There is also room for other Jewish organizational responses and I will circulate those as well as I find them.  That is why I’ve also included JVP here.

One Israeli group which deserves criticism for its position on the violence is Meretz.  Chaim Oron made this statement which I find tortuous and hopelessly morally and politically compromised:

I would like also to point out that at this point in time, we are obligated to act with caution. Things that appear to us as obvious, are not understood the same way by many people – and not only by the general public, but also among our most loyal supporters and friends — left wingers and human rights supporters, and those who are stuck in their homes as missile attacks continue. When we make a public statement, we must think if [sic] these people, as well as of our obligation to oppose a military escalation when it is unnecessary and is harming innocent people on both sides.

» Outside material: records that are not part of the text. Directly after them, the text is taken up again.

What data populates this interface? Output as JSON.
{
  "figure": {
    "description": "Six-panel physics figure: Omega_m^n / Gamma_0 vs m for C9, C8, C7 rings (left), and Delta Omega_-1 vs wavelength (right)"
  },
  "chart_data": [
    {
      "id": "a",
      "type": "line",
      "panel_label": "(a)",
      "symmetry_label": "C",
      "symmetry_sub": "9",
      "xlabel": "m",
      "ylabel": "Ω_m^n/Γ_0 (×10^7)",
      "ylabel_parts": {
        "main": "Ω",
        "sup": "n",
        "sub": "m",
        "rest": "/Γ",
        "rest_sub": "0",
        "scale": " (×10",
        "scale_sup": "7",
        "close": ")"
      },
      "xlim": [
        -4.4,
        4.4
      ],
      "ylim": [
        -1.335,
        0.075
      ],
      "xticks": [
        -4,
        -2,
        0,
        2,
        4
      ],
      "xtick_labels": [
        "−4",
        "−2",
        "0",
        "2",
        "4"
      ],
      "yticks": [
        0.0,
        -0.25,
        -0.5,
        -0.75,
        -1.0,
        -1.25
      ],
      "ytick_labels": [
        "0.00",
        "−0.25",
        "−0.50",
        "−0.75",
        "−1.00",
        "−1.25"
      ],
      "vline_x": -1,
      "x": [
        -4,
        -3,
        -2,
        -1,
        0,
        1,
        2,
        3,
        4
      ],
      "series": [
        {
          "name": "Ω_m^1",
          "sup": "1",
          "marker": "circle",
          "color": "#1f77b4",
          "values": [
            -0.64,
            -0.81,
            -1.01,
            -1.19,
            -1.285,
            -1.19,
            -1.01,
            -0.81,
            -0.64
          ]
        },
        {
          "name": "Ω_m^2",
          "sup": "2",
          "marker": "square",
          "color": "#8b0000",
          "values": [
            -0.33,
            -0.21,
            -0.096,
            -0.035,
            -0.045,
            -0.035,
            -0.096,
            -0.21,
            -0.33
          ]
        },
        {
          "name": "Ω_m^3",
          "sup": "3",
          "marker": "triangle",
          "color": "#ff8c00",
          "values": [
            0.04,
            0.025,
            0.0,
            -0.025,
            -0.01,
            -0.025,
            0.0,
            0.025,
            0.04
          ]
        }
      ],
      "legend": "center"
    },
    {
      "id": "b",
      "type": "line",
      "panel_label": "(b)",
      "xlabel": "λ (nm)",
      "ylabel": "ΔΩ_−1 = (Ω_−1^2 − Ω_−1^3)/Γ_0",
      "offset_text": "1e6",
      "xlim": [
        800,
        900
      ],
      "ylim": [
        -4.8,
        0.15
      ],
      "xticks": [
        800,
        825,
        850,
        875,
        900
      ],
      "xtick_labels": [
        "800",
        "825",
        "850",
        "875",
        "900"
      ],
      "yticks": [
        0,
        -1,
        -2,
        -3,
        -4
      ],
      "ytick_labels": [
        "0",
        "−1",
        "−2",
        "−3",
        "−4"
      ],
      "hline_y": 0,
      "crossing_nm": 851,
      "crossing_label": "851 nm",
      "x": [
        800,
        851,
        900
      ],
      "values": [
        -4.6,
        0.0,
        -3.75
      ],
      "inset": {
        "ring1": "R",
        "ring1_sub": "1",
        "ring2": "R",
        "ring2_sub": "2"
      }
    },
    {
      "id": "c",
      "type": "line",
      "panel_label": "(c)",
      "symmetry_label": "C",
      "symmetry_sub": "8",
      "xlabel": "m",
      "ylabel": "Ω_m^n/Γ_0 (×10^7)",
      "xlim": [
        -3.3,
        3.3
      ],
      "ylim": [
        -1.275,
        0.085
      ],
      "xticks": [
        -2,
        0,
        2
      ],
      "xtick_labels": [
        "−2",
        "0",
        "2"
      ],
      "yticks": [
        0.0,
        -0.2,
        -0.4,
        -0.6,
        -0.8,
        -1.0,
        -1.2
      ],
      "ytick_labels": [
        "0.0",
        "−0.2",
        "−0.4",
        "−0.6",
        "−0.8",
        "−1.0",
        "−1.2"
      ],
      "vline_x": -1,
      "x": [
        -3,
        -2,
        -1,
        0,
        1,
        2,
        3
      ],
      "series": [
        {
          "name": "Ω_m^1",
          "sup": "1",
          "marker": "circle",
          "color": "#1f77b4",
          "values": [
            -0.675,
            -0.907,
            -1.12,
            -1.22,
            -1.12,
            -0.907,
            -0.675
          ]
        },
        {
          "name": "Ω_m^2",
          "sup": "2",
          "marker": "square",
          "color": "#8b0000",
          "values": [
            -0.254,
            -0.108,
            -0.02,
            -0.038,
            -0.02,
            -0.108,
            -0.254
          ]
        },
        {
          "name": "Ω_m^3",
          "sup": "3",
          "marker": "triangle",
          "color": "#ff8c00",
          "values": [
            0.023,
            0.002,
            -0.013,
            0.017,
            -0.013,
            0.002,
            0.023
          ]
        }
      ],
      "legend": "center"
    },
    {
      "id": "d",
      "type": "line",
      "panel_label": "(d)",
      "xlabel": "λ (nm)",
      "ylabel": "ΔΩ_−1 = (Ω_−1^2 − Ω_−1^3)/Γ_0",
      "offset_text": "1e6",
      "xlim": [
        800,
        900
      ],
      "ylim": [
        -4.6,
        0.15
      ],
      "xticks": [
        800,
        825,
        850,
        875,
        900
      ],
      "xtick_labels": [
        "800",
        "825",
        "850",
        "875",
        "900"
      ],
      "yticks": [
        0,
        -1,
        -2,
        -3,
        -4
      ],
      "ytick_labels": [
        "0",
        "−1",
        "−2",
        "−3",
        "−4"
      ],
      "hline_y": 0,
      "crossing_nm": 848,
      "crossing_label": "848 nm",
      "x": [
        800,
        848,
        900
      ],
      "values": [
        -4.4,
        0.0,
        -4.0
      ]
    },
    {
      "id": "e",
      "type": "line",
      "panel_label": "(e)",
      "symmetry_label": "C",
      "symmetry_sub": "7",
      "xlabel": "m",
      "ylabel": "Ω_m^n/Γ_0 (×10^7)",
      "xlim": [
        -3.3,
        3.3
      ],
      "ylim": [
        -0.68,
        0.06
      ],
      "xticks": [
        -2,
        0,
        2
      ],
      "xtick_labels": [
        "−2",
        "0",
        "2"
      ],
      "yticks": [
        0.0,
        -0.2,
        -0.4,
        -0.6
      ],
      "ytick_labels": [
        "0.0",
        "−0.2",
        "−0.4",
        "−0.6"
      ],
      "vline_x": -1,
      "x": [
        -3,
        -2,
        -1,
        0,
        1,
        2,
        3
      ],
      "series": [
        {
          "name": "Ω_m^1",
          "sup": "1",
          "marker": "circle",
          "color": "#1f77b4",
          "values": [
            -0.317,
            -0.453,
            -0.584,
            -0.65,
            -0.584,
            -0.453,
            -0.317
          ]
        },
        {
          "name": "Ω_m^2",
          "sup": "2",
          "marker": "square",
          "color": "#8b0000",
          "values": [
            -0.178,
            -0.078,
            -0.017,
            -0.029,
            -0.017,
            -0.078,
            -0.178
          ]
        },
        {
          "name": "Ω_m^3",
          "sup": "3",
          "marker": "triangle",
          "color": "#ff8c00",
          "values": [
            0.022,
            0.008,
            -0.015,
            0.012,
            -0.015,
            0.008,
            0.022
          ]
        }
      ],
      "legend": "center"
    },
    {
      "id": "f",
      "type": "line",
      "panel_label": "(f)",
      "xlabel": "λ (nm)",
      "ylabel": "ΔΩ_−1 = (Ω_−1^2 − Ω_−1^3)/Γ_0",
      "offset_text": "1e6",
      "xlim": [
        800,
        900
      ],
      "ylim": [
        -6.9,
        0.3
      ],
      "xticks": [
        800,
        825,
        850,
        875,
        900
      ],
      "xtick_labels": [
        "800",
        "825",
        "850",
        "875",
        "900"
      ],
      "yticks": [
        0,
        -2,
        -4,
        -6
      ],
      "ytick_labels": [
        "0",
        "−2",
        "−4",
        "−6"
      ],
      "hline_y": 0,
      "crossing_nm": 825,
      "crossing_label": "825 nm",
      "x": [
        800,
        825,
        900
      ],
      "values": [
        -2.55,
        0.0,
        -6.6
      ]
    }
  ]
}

In conclusion, below is the official statement of the New Movement-Meretz Party on this subject:

“At this stage, following the IDF’s action in the Gaza strip, Israel’s primary interest should now be to renew the ceasefire agreement as quickly as possible. The safety of Israeli citizens who live in the vicinity of Gaza and the safety of the kidnapped IDF soldier Gilad Shalit, demand maximum caution when considering a further large scale operation, particularly a ground invasion, which means sinking in the Gazan mud, in comparison to which, the Lebanese mud is shallow.”

In friendship,
M.K. Haim Oron (Jumas),
Chairman, The New Movement-Meretz Party

I resent the implication that a truly principled opposition to the Gaza invasion would mean ignoring or disrespecting the suffering of Sderot.  In fact, the restoration of a ceasefire that bound Israel to ending its siege of Gaza and bound Hamas to restore calm would show the ultimate respect to Sderot because it would end its suffering.  Oron’s statement shows how hopelessly muddled the Israeli left has become.

It is times like these that test a Zionist’s soul. And Meretz is found wanting as it was during the Lebanon invasion. Unfortunately, we have no principled Israeli left opposition except Hadash, whose overall agenda some find problematic. It is a sad time for many more reasons than one.